The statutory profit after tax (NPAT) for the 2021/22 financial year was $860 million, including $486 million on impairments, revalued contracts, and costs associated with its cancelled split into two companies.
Underlying EBITDA (earnings before interest, taxes, depreciation, and amortisation) was $1.218 billion, down 27 per cent on a year ago.
Underlying profit after tax dropped 58 per cent to $225 million.
AGL Managing Director and Chief Executive Graeme Hunt said the underlying profit came within market guidance despite the challenging conditions that intensified in the second half, including increased costs of providing electricity during peak demand.
"Other factors that negatively impacted the result included planned and unplanned plant outages, unprecedented market volatility and suspension, milder weather, increased residential solar volumes and margin compression via customer switching," he said.
Total generation volumes were broadly flat on FY21 at 40,755GWh.
After withdrawing its plans to split the company into two, AGL said a review is "actively considering multiple options for how an integrated AGL can deliver long-term value for shareholders".
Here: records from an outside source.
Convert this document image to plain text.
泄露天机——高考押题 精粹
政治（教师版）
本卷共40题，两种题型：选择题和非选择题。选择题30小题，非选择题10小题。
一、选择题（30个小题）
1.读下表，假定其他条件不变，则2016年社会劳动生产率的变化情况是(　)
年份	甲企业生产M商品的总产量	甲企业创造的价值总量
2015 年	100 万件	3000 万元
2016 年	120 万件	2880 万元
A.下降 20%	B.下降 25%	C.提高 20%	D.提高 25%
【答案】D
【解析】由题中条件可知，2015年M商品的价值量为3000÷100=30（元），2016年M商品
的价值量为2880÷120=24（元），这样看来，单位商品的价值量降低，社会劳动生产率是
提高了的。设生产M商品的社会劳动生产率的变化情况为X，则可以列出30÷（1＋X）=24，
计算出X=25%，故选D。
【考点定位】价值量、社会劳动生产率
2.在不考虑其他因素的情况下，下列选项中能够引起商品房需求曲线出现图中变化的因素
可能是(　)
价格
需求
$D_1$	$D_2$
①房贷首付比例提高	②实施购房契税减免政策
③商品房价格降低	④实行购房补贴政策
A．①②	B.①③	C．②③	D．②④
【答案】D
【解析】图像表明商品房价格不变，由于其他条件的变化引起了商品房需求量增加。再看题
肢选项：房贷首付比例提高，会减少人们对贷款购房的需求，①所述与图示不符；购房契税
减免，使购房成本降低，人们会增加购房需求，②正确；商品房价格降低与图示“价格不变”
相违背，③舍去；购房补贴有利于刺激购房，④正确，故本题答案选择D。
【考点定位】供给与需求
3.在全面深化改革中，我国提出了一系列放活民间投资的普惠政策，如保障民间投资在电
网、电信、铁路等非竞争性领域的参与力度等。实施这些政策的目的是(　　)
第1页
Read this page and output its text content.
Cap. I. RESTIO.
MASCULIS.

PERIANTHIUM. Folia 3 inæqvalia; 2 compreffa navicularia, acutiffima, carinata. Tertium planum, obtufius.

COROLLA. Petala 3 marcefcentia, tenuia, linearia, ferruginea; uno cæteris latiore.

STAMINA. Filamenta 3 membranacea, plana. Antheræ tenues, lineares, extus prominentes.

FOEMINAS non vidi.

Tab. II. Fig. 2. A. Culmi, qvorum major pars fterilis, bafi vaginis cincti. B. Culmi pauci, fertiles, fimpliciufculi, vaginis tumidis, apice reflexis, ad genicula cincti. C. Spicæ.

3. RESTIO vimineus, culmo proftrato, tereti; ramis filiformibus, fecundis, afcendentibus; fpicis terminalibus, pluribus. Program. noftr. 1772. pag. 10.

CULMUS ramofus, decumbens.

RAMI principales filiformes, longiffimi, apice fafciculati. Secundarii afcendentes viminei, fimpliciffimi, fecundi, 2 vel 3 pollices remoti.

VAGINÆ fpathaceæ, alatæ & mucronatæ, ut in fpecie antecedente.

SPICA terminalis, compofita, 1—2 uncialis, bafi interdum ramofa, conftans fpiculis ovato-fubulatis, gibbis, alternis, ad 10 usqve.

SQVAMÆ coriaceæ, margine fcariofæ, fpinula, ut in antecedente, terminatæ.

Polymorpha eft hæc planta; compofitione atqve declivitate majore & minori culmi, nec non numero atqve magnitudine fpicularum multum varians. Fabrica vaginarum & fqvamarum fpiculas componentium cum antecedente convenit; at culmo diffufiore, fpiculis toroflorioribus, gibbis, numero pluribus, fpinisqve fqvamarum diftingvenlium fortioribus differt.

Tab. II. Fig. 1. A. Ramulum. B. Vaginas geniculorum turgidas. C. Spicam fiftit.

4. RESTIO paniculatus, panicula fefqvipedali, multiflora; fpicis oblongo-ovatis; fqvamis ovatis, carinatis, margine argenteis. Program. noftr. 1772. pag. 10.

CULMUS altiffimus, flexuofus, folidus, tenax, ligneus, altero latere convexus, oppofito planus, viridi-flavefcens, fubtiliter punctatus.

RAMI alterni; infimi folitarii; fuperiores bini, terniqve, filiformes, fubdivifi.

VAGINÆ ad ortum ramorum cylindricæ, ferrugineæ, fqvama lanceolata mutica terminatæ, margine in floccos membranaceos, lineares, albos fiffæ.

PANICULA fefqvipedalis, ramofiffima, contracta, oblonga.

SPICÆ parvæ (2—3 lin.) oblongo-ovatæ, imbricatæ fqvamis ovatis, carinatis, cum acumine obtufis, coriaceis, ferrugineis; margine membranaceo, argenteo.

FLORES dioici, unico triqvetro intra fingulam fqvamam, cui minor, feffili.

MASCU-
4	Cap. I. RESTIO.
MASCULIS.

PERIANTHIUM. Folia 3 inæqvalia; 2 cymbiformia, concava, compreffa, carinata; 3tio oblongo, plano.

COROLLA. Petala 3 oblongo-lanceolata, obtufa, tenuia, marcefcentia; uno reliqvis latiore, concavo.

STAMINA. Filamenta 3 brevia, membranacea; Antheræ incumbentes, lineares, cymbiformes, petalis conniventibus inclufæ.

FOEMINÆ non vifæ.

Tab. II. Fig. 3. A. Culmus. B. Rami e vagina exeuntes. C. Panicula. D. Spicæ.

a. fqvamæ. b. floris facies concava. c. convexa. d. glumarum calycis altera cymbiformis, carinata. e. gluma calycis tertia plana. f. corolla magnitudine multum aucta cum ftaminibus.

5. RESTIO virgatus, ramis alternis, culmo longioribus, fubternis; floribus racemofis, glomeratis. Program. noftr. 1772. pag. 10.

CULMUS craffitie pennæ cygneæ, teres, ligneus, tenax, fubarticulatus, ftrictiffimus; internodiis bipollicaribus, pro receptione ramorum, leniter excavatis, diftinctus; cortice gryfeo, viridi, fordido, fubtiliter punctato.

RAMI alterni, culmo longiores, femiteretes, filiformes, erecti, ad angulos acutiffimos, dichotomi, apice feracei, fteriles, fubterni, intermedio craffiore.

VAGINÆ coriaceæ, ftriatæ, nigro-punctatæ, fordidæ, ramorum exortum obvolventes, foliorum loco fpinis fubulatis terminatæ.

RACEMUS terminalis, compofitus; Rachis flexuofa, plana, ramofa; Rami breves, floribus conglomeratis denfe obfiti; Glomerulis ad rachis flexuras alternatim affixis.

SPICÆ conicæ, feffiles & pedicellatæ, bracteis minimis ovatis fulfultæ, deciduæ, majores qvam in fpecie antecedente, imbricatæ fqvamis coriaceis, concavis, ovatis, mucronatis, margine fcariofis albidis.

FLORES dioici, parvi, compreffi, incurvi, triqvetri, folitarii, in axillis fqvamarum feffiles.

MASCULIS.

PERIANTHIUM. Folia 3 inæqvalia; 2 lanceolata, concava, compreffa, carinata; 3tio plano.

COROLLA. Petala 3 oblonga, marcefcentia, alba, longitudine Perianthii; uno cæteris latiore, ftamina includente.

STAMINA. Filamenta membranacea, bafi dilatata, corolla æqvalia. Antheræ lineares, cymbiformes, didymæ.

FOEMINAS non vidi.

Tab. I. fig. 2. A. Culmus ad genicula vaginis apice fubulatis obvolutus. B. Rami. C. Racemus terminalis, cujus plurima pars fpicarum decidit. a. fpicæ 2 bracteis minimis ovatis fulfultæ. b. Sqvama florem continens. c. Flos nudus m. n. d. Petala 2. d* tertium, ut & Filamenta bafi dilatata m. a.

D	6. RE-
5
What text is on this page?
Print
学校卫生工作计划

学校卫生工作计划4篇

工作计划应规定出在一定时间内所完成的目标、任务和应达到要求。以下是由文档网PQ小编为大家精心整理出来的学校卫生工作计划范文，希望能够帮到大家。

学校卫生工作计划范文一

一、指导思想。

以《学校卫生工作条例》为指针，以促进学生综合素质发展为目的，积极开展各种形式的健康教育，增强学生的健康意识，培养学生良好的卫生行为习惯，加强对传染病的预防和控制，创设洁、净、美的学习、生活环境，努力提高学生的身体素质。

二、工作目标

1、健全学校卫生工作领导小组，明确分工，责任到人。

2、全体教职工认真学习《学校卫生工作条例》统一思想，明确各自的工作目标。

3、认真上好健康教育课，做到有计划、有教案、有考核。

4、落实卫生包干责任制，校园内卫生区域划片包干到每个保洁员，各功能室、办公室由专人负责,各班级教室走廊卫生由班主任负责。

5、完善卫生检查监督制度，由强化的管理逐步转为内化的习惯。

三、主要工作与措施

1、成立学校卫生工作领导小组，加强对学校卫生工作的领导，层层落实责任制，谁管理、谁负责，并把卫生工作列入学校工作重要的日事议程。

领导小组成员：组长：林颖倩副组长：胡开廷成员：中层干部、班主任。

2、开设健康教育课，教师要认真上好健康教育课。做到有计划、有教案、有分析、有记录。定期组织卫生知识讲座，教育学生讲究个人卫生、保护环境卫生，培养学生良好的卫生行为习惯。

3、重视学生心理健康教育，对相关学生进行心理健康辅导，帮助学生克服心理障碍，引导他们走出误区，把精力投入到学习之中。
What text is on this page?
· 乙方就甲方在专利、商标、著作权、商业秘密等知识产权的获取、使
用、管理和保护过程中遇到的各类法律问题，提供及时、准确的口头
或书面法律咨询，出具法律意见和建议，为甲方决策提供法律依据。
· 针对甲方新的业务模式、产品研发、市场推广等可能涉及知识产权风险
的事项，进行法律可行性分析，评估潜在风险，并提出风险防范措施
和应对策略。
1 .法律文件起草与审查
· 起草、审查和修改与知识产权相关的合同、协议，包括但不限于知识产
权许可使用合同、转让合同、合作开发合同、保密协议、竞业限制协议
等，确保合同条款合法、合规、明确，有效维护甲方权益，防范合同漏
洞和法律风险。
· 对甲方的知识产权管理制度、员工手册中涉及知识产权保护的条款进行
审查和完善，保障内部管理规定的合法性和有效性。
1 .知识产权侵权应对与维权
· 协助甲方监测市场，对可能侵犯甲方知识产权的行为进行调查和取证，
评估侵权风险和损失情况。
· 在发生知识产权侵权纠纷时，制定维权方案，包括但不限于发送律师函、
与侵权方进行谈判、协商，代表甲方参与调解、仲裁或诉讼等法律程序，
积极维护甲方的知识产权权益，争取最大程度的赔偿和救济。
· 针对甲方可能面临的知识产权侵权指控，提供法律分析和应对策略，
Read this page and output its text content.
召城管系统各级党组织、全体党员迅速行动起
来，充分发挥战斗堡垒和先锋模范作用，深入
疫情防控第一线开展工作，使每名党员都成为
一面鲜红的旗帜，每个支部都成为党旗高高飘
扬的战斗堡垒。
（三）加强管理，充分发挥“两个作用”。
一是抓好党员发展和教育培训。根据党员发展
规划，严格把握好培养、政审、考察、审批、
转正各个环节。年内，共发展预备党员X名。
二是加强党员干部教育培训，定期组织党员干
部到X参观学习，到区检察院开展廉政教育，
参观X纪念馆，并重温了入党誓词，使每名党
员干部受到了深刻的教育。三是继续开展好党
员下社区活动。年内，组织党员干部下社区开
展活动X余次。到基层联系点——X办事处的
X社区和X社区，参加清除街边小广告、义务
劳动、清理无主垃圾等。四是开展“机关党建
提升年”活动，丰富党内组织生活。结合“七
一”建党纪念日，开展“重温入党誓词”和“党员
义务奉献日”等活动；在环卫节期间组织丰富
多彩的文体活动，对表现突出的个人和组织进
Initial outcomes of the review are due at the end of September, along with detailed guidance on expected performance in the year ahead.
"AGL believes FY23 earnings will remain resilient amidst the challenging energy industry and market conditions," the company said.
It has also commenced a global search for a managing director and chief executive officer.
A final dividend of 10 cents per share brings the total dividend for fiscal year 2022 to 26 cents per share, unfranked.